Some compilers are using Three-Address-Code (TAC) as an intermediate representation. This representation is very simple to understand and write. Moreover, it’s easy to run some optimization on this representation.
Each TAC statement has this general form : result = operand1 operator operand2
For example, here are some TAC statements:
a = 1 x = a * 3 if x > a goto test param "dddd" call print test: param "asdf" call print
In this post, we will see some of the local optimizations that can be applied on TAC. A local optimization is an optimization that is applied locally to a basic block. A basic block is a set of TAC statements that has only one entry point and one exit point. Once the first instruction of the basic block is executed, the rest of the instructions are necessarily executed exactly once. These optimizations are easy to design and implement. If you want to run global optimizations (through all the basic blocks of a function) or even Interprocedural Optimization (IPO), you will need a far more complex framework to run optimizations. I will try to write something on global optimization when I will have implemented some of them in EDDI.

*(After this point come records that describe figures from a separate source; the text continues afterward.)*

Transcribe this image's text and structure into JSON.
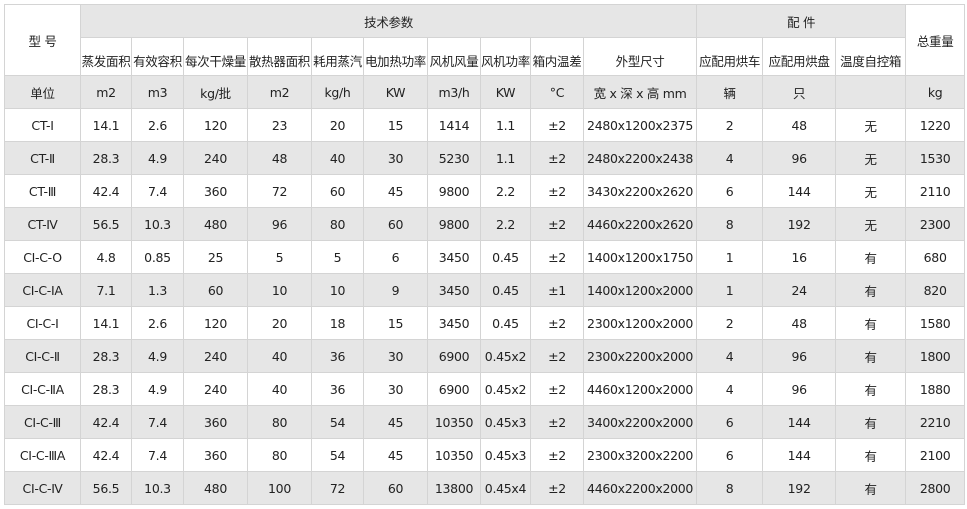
{
  "header": {
    "model": "型 号",
    "tech_group": "技术参数",
    "parts_group": "配 件",
    "total_weight": "总重量",
    "columns": [
      "蒸发面积",
      "有效容积",
      "每次干燥量",
      "散热器面积",
      "耗用蒸汽",
      "电加热功率",
      "风机风量",
      "风机功率",
      "箱内温差",
      "外型尺寸",
      "应配用烘车",
      "应配用烘盘",
      "温度自控箱"
    ],
    "units_label": "单位",
    "units": [
      "m2",
      "m3",
      "kg/批",
      "m2",
      "kg/h",
      "KW",
      "m3/h",
      "KW",
      "°C",
      "宽 x 深 x 高 mm",
      "辆",
      "只",
      "",
      "kg"
    ]
  },
  "rows": [
    [
      "CT-Ⅰ",
      "14.1",
      "2.6",
      "120",
      "23",
      "20",
      "15",
      "1414",
      "1.1",
      "±2",
      "2480x1200x2375",
      "2",
      "48",
      "无",
      "1220"
    ],
    [
      "CT-Ⅱ",
      "28.3",
      "4.9",
      "240",
      "48",
      "40",
      "30",
      "5230",
      "1.1",
      "±2",
      "2480x2200x2438",
      "4",
      "96",
      "无",
      "1530"
    ],
    [
      "CT-Ⅲ",
      "42.4",
      "7.4",
      "360",
      "72",
      "60",
      "45",
      "9800",
      "2.2",
      "±2",
      "3430x2200x2620",
      "6",
      "144",
      "无",
      "2110"
    ],
    [
      "CT-Ⅳ",
      "56.5",
      "10.3",
      "480",
      "96",
      "80",
      "60",
      "9800",
      "2.2",
      "±2",
      "4460x2200x2620",
      "8",
      "192",
      "无",
      "2300"
    ],
    [
      "CI-C-O",
      "4.8",
      "0.85",
      "25",
      "5",
      "5",
      "6",
      "3450",
      "0.45",
      "±2",
      "1400x1200x1750",
      "1",
      "16",
      "有",
      "680"
    ],
    [
      "CI-C-IA",
      "7.1",
      "1.3",
      "60",
      "10",
      "10",
      "9",
      "3450",
      "0.45",
      "±1",
      "1400x1200x2000",
      "1",
      "24",
      "有",
      "820"
    ],
    [
      "CI-C-Ⅰ",
      "14.1",
      "2.6",
      "120",
      "20",
      "18",
      "15",
      "3450",
      "0.45",
      "±2",
      "2300x1200x2000",
      "2",
      "48",
      "有",
      "1580"
    ],
    [
      "CI-C-Ⅱ",
      "28.3",
      "4.9",
      "240",
      "40",
      "36",
      "30",
      "6900",
      "0.45x2",
      "±2",
      "2300x2200x2000",
      "4",
      "96",
      "有",
      "1800"
    ],
    [
      "CI-C-ⅡA",
      "28.3",
      "4.9",
      "240",
      "40",
      "36",
      "30",
      "6900",
      "0.45x2",
      "±2",
      "4460x1200x2000",
      "4",
      "96",
      "有",
      "1880"
    ],
    [
      "CI-C-Ⅲ",
      "42.4",
      "7.4",
      "360",
      "80",
      "54",
      "45",
      "10350",
      "0.45x3",
      "±2",
      "3400x2200x2000",
      "6",
      "144",
      "有",
      "2210"
    ],
    [
      "CI-C-ⅢA",
      "42.4",
      "7.4",
      "360",
      "80",
      "54",
      "45",
      "10350",
      "0.45x3",
      "±2",
      "2300x3200x2200",
      "6",
      "144",
      "有",
      "2100"
    ],
    [
      "CI-C-Ⅳ",
      "56.5",
      "10.3",
      "480",
      "100",
      "72",
      "60",
      "13800",
      "0.45x4",
      "±2",
      "4460x2200x2000",
      "8",
      "192",
      "有",
      "2800"
    ]
  ]
}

The goal of optimization is of course to replace some statements with more efficient statements.
The list presented in this post is not exhaustive, this is only the optimizations that I’ve implemented in EDDIC, but this represent most of the local optimizations.
The first three optimization techniques can be applied independently on each statement of the program.
1. Arithmetic Identities
The first optimization is about arithmetic identities. There are some properties in math that we can use to simplify simple TAC statement.

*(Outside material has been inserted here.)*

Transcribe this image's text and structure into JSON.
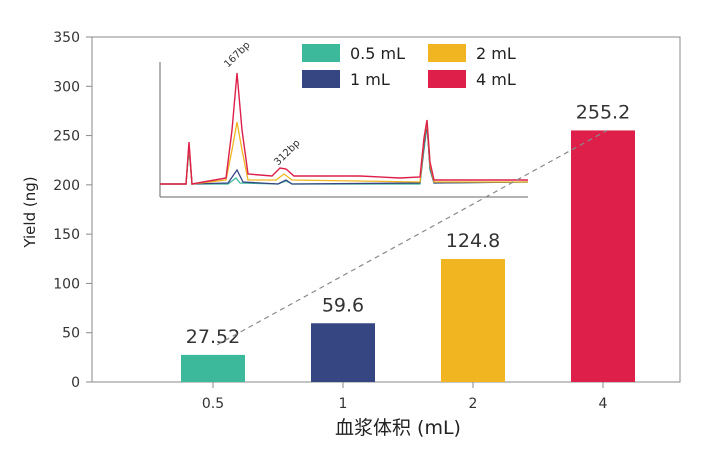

Here are all the identities that are simplified in EDDIC:
- x = a + 0 or x = 0 + a => x = a
- x = a – 0 => x = a
- x = 0 – a => x = -a
- x = a – a => x = 0
- x = a * 1 or x = 1 * a => x = a
- x = a * 0 or x = 0 * a => x = 0
- x = a * -1 or x = -1 * a => x = -a
- x = a / 1 => x = a
- x = a / -1 => x = -a
- x = 0 / a => x = 0
- x = a / a => x = 1
All the expressions on the right are more efficient to compute than the one on the left.
2. Reduce in strength
Another easy optimization is the reduction of strength of some math operations. For example, an addition is cheaper than multiplication and multiplication is cheaper than division. If your language does not have floating point math, the only reduction that can be done is this one:
Here are all the identities that are simplified in EDDIC:
- x = 2 * a or x = a * 2 => x = a + a
With floating point math, we can do a little better:
- x = a / 2 => x = a * 0.5
- x = a / 4 => x = a * 0.25
- etc…
3. Constant folding
When both operands on the right side of the TAC statement are integers, we can replace the math operation directly by the result of the computation.
With a and b being any integer, we can transform these TAC statements:
- x = 1 + 2 => x = 3
- x = 3 – 1 => x = 2
- x = 3 * 2 => x = 6
- x = 5 / 2 => x = 2
- x = 5 % 2 => x = 1
We can also use this optimization to simplify conditional jumps. For example, if 3 > 2 goto B2 can be replaced by goto B2.
More than being way more efficient statements, it also enables other optimization to be performed on the TAC program.